Con un colpo di coda, e grazie alla sesta vittoria esterna consecutiva, Milano si è guadagnata la possibilità di partecipare, come ottava e probabilmente senza merito, alle final eight di Coppa Italia organizzate in casa a partire dal 7 febbraio. Una mancata qualificazione avrebbe rappresentato uno smacco clamoroso per l’Olimpia, a livello di immagine prima ancora che tecnico. Un guizzo proprio sulla sirena (il successo sofferto a Brindisi) che porta la banda di Scariolo al derby con Varese nei quarti: il peggior accoppiamento possibile per la capolista Cimberio, che ha chiuso l’andata con un bilancio 13-2, avendo il miglior attacco (87.1 punti a gara) e ovviamente il miglior bilancio interno (7-1, come Sassari e Cantù) ed esterno (6-1).

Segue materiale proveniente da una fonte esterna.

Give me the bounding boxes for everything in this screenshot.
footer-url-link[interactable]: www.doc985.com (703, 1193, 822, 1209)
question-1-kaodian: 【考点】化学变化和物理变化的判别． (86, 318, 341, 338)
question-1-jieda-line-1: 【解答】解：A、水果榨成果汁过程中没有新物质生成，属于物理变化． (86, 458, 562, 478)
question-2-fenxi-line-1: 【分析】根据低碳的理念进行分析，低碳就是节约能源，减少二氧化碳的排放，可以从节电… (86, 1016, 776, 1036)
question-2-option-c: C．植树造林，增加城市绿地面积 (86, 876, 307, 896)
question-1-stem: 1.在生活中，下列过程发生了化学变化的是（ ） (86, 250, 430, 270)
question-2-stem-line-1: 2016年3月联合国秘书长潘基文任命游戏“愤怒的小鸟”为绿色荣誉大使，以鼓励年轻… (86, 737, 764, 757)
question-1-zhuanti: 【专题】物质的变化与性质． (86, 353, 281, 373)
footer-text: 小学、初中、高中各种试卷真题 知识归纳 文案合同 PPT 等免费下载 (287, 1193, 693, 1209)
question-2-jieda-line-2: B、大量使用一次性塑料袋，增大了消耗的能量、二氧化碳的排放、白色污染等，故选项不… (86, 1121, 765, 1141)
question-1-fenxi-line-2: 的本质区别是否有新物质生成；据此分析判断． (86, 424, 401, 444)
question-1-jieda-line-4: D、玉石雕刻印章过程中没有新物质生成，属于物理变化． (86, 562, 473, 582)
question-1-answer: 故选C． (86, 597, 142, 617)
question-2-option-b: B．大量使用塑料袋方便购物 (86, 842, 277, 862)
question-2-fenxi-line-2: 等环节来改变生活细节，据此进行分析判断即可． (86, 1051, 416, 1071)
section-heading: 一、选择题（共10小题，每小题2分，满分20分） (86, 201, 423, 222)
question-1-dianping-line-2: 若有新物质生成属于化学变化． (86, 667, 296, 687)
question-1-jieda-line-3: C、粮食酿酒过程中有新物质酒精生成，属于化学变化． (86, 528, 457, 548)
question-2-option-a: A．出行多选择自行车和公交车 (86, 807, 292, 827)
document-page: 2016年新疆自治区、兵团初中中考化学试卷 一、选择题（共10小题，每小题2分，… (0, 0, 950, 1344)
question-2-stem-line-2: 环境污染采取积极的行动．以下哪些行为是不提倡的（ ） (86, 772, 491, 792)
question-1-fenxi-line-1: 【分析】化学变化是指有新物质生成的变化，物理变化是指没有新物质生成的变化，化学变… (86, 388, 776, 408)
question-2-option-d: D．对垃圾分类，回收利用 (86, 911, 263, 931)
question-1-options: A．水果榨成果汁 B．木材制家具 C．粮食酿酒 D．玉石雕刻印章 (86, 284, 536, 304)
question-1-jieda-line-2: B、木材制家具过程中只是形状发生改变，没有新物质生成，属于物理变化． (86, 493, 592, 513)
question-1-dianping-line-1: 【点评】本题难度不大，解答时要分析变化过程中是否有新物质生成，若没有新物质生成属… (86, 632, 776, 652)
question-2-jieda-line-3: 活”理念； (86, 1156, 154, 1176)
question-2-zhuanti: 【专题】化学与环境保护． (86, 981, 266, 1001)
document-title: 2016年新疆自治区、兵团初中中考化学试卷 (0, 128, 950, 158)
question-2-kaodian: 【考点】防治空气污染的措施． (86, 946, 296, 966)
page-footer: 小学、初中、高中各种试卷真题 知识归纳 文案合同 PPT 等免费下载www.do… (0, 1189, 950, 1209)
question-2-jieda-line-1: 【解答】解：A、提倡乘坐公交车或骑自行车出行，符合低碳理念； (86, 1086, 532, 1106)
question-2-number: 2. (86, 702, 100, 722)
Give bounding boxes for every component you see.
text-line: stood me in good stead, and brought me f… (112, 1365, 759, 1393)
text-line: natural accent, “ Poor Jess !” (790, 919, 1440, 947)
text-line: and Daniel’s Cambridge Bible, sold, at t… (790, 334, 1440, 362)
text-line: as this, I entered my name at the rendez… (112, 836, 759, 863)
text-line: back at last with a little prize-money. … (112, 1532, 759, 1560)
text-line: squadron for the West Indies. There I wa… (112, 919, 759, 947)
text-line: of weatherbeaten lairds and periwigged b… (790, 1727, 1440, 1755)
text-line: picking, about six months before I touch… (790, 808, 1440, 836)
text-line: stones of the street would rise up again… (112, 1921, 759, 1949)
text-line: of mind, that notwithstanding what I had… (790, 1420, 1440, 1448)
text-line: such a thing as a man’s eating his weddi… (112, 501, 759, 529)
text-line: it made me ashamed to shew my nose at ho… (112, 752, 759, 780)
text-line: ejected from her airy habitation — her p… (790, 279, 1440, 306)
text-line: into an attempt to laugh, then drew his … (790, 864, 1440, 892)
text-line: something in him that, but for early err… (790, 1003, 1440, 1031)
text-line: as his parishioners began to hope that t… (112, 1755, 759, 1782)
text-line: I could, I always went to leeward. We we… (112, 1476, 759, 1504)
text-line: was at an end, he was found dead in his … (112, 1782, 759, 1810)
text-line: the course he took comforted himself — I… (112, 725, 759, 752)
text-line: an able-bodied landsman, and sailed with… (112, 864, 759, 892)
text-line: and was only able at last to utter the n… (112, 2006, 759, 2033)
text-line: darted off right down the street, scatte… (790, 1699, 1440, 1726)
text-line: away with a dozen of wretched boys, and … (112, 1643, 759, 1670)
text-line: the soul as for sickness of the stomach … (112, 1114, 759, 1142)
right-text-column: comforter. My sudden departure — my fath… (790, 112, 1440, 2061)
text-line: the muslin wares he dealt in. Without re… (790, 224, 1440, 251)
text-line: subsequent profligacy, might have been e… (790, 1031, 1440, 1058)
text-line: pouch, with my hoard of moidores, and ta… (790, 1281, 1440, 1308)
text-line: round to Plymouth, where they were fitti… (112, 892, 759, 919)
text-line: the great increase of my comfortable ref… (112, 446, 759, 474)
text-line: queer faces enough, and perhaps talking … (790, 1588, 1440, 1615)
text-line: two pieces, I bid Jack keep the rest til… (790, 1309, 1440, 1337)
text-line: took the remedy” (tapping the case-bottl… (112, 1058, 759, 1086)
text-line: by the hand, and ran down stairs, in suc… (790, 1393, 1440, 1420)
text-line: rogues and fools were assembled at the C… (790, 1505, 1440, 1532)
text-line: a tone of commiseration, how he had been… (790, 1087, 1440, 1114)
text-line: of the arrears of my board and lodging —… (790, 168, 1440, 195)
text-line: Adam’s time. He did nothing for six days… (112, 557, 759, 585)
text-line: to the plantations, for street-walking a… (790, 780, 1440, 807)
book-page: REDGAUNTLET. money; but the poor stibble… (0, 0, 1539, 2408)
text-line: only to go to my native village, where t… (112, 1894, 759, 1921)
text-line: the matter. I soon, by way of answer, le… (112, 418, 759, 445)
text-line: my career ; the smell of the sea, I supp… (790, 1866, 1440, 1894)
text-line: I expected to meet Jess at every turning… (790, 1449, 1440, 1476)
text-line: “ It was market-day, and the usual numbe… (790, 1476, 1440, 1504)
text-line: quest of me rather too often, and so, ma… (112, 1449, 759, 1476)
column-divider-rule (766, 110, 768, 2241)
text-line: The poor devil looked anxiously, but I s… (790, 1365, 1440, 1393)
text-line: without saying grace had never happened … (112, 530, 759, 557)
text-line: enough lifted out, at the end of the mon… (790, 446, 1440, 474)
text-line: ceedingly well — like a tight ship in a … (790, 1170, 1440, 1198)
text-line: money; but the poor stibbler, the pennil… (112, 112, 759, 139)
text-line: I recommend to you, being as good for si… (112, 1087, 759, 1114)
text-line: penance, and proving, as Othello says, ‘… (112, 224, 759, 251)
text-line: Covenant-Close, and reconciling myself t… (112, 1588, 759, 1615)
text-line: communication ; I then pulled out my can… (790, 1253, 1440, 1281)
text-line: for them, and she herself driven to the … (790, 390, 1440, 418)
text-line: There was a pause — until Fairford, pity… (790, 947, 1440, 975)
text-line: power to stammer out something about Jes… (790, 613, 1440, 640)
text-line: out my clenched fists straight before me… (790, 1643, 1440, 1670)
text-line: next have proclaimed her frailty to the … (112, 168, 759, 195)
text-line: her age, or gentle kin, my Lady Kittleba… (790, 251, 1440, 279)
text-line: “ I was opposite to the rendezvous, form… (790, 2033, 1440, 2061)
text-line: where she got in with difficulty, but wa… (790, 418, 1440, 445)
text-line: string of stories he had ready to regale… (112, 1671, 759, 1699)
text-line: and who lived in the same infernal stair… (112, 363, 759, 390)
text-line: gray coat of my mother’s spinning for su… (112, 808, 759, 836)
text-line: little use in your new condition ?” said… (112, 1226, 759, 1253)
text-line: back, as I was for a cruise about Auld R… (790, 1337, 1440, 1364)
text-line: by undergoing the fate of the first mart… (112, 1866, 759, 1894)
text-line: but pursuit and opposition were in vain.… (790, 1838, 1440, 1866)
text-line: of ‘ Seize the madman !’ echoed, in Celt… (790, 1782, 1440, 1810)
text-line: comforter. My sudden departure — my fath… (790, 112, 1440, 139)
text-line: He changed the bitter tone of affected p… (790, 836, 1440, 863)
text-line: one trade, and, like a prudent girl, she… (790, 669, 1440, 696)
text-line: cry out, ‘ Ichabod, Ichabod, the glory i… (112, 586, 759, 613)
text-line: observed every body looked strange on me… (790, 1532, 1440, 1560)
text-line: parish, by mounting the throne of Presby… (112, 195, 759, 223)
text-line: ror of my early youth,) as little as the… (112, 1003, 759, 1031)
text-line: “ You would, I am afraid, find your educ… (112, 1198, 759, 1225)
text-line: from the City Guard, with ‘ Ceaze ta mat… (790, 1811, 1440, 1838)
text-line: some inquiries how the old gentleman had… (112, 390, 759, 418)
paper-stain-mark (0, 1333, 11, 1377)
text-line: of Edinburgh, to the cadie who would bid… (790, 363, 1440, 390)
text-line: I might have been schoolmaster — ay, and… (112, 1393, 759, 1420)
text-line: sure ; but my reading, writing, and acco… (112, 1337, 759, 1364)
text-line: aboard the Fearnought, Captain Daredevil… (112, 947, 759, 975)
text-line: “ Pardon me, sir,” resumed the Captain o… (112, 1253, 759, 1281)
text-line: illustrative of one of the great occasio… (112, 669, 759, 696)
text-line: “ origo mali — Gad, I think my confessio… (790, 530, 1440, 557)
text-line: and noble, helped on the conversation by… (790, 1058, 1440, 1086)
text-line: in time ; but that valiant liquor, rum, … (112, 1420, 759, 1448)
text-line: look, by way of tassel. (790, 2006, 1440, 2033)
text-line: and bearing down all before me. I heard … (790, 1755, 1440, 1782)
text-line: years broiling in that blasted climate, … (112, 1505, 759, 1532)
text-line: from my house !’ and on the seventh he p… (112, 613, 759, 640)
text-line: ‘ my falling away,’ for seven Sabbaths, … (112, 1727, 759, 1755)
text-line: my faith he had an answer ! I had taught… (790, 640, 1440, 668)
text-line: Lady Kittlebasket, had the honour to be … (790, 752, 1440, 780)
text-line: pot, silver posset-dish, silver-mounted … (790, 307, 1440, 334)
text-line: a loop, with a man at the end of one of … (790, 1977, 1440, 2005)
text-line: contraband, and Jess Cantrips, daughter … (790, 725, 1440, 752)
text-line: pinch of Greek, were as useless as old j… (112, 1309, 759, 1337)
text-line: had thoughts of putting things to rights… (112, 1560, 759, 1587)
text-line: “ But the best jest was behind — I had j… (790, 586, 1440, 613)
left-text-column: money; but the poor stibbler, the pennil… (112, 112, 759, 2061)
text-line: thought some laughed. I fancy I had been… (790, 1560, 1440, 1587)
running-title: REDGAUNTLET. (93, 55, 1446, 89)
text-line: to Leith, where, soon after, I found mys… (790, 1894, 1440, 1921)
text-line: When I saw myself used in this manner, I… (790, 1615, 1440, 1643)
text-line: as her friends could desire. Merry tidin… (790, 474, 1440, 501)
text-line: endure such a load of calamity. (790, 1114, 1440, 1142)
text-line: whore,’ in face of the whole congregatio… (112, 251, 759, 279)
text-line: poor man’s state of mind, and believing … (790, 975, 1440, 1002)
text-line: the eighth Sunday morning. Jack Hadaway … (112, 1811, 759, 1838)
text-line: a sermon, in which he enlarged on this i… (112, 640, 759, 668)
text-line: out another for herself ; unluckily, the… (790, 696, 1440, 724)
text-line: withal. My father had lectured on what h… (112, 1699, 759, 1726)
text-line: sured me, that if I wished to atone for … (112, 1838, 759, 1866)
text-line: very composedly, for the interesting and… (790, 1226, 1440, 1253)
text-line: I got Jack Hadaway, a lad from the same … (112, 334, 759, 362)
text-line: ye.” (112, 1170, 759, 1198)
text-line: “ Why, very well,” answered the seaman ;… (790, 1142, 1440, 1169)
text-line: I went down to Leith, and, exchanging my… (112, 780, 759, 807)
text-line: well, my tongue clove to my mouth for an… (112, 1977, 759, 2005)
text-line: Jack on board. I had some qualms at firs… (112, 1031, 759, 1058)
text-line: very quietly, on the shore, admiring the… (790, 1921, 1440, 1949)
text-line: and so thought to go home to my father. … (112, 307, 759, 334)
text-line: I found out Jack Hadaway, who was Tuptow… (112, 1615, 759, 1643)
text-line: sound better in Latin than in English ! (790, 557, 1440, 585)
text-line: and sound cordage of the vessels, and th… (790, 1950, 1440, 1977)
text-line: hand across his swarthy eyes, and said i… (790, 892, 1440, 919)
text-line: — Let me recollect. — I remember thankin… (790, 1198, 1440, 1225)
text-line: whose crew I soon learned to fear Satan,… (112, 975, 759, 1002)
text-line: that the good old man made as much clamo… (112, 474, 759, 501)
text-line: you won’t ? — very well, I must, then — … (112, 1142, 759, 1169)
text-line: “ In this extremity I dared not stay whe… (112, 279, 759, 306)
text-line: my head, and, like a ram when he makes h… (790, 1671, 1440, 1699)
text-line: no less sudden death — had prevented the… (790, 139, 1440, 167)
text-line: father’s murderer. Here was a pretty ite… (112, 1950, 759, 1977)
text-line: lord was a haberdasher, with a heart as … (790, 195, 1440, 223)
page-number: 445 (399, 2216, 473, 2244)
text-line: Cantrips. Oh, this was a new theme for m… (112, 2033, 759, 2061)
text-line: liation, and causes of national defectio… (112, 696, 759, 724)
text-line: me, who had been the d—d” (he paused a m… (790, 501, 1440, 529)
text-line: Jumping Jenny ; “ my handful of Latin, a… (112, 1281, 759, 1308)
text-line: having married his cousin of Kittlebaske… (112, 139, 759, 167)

I numeri direbbero di un derby senza storia a favore dei varesini, considerando che l’Armani finora al Forum ha vinto 3 volte e perso 4, ma sulla gara secca l’Olimpia rimane un cliente scomodossimo e in società sanno benissimo che questo è un appuntamento da non fallire, nonostante sia stato preso per i capelli.
Nella stessa parte del tabellone Cantù-Roma: dando per scontata ormai l’abitudine ai piani alti della squadra di Trinchieri (11-4 il bilancio), la vera sorpresa è quella della capitale, partita a fari spenti e lievitata esponenzialmente con il passare delle giornate, come testimoniato dalle 5 vittorie nelle ultime 6, di cui tre consecutive nelle recenti uscite.

La fotografia di questa tornata d’andata, comunque, emerge piuttosto nitida: Varese e Sassari comandano come risultati e soprattutto gioco, Cantù e Siena sono due certezze con qualche ko anche legato alle fatiche di Eurolega, Roma è la mina vagante, Brindisi e Reggio due piazze ritrovate ma lì meritatamente e Milano la grande delusa e incompiuta in cerca di redenzione.

In chiusura il giochino dei pronostici: in semifinale di Coppa Italia mi butto su Varese-Cantù e Sassari-Siena, poi incognite vere, ma mi lancio su Sassari-Cantù come finale e apoteosi conclusiva a favore dei sardi. Insomma, voglio credere nelle belle favole.